By then, the model has shipped, the business has made decisions on it, and months of development are sunk.

Feature leakage is caught late not because teams are careless, but because the dataset review step is informal. There's no standard checklist, no structured output to attach to a model card, and no CI gate to fail. A data scientist checks the columns they think of checking, in the order they happen to think of them, before moving on to the work that feels more like real ML.

FeatureLeakageLens makes that review step explicit, systematic, and documentable. It checks column names for post-outcome terms, scans for suspiciously correlated features, looks for categorical target-rate proxies, verifies timestamps, flags high-cardinality IDs, and tests for train/test distribution shift — before any model is trained. The output is a per-feature audit report in JSON, Markdown, and HTML, with a clear status and evidence you can attach to a pull request or model card review.

The truth boundary is stated on every report: this tool flags suspicious patterns.

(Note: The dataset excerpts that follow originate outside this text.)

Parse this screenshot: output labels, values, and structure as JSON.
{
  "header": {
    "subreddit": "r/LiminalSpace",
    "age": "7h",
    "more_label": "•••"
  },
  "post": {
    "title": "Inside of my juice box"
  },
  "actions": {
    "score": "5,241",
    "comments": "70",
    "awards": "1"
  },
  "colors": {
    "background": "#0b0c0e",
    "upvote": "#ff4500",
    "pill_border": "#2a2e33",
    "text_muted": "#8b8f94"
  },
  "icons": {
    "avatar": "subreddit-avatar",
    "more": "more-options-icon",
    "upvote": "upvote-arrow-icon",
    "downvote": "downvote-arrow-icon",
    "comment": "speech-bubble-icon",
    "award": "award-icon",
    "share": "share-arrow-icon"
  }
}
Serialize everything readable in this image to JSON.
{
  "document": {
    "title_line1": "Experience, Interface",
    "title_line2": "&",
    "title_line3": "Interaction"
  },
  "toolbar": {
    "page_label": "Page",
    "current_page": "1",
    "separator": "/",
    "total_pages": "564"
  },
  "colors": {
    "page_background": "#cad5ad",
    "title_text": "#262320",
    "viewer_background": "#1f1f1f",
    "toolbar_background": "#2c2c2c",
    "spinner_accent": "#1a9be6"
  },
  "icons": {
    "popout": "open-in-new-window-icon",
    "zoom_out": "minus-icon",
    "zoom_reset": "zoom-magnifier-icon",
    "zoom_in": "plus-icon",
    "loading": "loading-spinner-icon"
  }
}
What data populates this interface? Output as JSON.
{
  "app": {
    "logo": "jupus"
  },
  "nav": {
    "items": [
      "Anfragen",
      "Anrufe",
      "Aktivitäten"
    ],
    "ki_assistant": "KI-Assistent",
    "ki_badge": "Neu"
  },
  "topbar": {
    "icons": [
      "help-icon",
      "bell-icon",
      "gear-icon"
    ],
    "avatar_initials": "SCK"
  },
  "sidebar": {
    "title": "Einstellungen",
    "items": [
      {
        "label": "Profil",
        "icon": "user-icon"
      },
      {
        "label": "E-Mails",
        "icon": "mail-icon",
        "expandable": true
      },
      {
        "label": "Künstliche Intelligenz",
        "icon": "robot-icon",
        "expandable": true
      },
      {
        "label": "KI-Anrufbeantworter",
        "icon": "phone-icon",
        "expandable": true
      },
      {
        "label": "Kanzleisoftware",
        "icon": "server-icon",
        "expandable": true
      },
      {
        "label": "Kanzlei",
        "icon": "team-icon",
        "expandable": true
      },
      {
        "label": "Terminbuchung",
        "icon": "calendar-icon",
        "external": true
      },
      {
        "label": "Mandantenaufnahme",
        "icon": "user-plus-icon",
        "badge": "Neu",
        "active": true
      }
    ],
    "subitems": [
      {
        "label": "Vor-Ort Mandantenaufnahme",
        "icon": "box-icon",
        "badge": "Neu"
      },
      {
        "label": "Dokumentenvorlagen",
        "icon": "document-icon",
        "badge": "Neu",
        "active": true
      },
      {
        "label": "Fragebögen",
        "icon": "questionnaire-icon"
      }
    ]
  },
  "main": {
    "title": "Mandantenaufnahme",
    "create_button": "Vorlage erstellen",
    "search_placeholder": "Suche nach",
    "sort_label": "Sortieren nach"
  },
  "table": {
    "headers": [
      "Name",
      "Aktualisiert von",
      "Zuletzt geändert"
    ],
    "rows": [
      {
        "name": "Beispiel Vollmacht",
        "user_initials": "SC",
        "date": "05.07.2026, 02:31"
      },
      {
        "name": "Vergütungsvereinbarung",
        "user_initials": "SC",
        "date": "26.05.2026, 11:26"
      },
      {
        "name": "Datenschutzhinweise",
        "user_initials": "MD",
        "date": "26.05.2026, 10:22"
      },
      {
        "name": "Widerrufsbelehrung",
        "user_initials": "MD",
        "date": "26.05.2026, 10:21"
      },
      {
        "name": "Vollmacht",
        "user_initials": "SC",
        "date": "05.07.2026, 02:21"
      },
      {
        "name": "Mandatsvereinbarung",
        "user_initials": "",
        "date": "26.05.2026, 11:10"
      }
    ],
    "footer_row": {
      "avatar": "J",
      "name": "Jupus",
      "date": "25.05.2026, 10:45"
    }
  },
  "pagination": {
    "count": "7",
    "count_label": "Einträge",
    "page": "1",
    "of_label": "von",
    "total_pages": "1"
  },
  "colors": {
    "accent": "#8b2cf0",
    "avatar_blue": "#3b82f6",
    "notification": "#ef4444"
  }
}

The domain expert confirms whether a feature was actually available at prediction time.

Architecture

flowchart TD
    IN["LeakageAuditConfig + DataFrame\n──────────────────────────\ntarget_col · split_col\noutcome_time_col · feature_time_cols\nthresholds"]

    subgraph CHEAP ["Tier 1 — Name & Structure  (zero-compute)"]
        NH["Post-outcome Name Heuristic\nkeyword scan · col names only\n→ WARN"]
        ID["ID / Proxy Scan\nn_unique / n_rows ≥ id_threshold\n→ WARN"]
    end

    subgraph STAT ["Tier 2 — Statistical Checks  (requires data)"]
        TC["Target Correlation\nPearson |r| ≥ high_corr_threshold\n→ WARN"]
        CP["Categorical Proxy\nmax_rate − min_rate ≥ cat_proxy_threshold\n→ WARN"]
        SD["Split Distribution\nnorm. mean diff (numeric) · TVD (categorical)\n→ WARN · INSUFFICIENT_INPUT if no split_col"]
    end

    subgraph TEMPORAL ["Tier 3 — Temporal Integrity  (structural violation)"]
        TA["Temporal Availability\nfeature_ts > outcome_ts per row\n→ FAIL  (not WARN)"]
    end

    IN --> CHEAP
    IN --> STAT
    IN --> TEMPORAL

    CHEAP & STAT & TEMPORAL --> AGG

    AGG["FAIL › WARN › INSUFFICIENT_INPUT › PASS"]
    AGG --> OUT["LeakageReport\nJSON · Markdown · HTML\nexplicit truth boundary"]

The 6 checks

Tier Check Method Status
Name & Structure Post-outcome name heuristic Keyword scan on column names WARN
Name & Structure ID / proxy scan n_unique / n_rows ≥ threshold WARN
Statistical Target correlation scan Pearson |r| ≥ threshold WARN
Statistical Categorical proxy scan Target-rate gap across values WARN
Statistical Split distribution scan Normalised mean diff + TVD WARN or INSUFFICIENT_INPUT
Temporal Temporal availability feature_ts > outcome_ts per row FAIL

Only temporal availability can produce FAIL — it is the one check with no ambiguity. Every other finding requires domain confirmation.

Truth boundary

FeatureLeakageLens does not prove leakage. It flags suspicious patterns for review. Human judgment is required to confirm whether a feature was actually available at prediction time. It is not a replacement for feature-store governance, data contracts, or production monitoring.

Install

pip install featureleakagelens

Quickstart

import pandas as pd
from featureleakagelens import LeakageAuditConfig, audit_dataframe

df = pd.read_csv("data/demo_leakage_dataset.csv",
                 parse_dates=["application_ts", "outcome_ts", "payment_received_ts"])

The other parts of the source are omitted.